PCOS can present differently from person to person. The hormone imbalance, in which higher levels of androgens are present, can lead to a host of symptoms, including:
- Irregular or absent menstrual cycles
- Irregular bleeding or spotting
- Weight gain
- Difficulty losing weight
- Insulin resistance
- Abdominal pain
- Hair loss from head
- Excess hair growth on face, neck, and body (also known as hirsutism)
- Mood swings
- Cystic acne
- Oily skin
- Skin tag growth
- Fertility issues
- Sleep issues
PCOS is also linked with other health conditions, including diabetes, ovarian cancer, sleep apnea, fatty liver disease, and high blood pressure. Getting diagnosed with PCOS involves speaking to your doctor about your symptoms, getting blood tests, and potentially ultrasounds to check your uterus, cervix, ovaries, and fallopian tubes. In addition to these physical symptoms, there is also a connection between PCOS and mental health conditions.
PCOS and Mental Health
PCOS can affect your mental health for a number of reasons. First, many people experience difficulty receiving a PCOS diagnosis from a doctor, and for some it takes many years. Part of that difficulty stems from a common symptom of PCOS: weight gain. The unfortunate truth is that many doctors are not educated about the weight gain and subsequent insulin resistance and difficulty losing weight that are caused by PCOS, and will tell patients to simply “lose the weight” to get better without truly understanding how difficult that can be. (It is important to note that there is a lean-type PCOS that affects people who are “normal” weight according to doctors, though those cases seem to be the minority.) Feeling unheard by a doctor and left with unexplained unpleasant symptoms can lead to frustration, fear, depression, and anxiety. A therapist can help you with this by discussing how to advocate for yourself through assertive communication, resource gathering, and setting boundaries, and can also help you talk through your negative feelings around this issue.

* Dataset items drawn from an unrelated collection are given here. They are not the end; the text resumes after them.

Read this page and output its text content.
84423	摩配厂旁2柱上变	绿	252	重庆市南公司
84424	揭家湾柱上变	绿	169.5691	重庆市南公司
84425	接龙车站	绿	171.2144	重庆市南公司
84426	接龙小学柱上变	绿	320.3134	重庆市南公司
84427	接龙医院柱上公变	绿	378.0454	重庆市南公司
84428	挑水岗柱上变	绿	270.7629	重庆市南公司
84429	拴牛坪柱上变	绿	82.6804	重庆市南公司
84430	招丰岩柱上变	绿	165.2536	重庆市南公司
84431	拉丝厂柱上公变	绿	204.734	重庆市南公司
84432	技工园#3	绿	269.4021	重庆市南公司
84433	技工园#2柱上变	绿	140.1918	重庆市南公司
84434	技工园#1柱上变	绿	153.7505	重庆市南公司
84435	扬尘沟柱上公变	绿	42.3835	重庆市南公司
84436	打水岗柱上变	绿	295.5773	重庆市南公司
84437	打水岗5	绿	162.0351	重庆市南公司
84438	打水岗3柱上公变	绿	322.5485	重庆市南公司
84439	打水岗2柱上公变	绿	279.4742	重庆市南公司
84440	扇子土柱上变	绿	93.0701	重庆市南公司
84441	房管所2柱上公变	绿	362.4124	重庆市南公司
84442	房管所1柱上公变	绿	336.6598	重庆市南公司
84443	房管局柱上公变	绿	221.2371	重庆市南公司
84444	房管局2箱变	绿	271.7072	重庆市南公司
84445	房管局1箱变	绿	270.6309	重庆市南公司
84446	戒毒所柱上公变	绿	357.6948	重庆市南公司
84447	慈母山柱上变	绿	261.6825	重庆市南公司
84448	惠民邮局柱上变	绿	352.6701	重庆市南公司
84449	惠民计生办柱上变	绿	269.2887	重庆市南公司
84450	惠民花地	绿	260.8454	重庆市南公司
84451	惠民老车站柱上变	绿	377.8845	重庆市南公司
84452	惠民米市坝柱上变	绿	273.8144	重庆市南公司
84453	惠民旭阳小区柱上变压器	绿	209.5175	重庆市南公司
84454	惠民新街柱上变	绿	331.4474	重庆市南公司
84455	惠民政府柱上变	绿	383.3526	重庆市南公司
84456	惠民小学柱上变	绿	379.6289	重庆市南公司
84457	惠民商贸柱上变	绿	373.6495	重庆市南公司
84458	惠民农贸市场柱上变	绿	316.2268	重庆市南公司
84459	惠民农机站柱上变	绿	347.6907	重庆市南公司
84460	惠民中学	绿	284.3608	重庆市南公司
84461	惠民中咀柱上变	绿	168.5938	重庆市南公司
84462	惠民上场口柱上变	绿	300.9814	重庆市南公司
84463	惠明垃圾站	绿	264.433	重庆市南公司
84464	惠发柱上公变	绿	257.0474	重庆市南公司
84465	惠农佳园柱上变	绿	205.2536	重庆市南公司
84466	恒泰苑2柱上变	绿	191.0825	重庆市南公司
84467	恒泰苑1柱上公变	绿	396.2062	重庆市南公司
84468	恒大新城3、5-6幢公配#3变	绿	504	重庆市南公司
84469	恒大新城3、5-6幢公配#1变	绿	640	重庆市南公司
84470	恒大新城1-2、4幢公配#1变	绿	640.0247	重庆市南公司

Body image issues are also a common link between PCOS and mental health difficulties. Many symptoms of PCOS have an effect on one’s outer appearance, including weight gain, acne, hair loss from the head, hirsutism, skin tag growth, etc. There is also a societal stigma around being “overweight” that contributes to feeling negatively about a body that is not ideal according to mass media. Therapists help with body image issues by guiding you to challenge societal ideals and the negative messages you (and others) tell yourself about your body, finding things you love about what your body can do, and facilitating growth of self-confidence.
Often, PCOS leads to increased cortisol levels in the body. Cortisol is your body’s stress hormone, usually activated during those intense fight-or-flight moments. While it is good in those situations, too much cortisol can be associated with health conditions both mental and physical. Having an excess of cortisol makes your body think that you are constantly in danger, which leads to feelings of anxiety. Therapists are armed with all sorts of anxiety reduction techniques, including meditation, mindfulness, and other cognitive-behavioral strategies that help you feel more relaxed - which may actually help you lower your cortisol levels.
One significant effect of PCOS is that it can negatively impact fertility. Many people with PCOS find it difficult to conceive, and they are more likely to experience miscarriage than people without PCOS. This sort of loss can come with tremendous amounts of pain, anger, and grief. Therapists can help you through this grieving process by teaching you how to be gentle with and take care of yourself while remembering and honoring whom or whatever you have lost.
These are just a few of the connections between PCOS and mental health issues, but there may be many more; this condition is currently under-researched despite being quite common throughout the world. While there is no cure for PCOS, there are several options to treat symptoms, including medication, supplements, diet and lifestyle changes, hair removal, fertility treatments, and naturopathic strategies such as acupuncture and herbal medicine. You may want to speak with a trusted healthcare provider to discuss which treatments are right for you.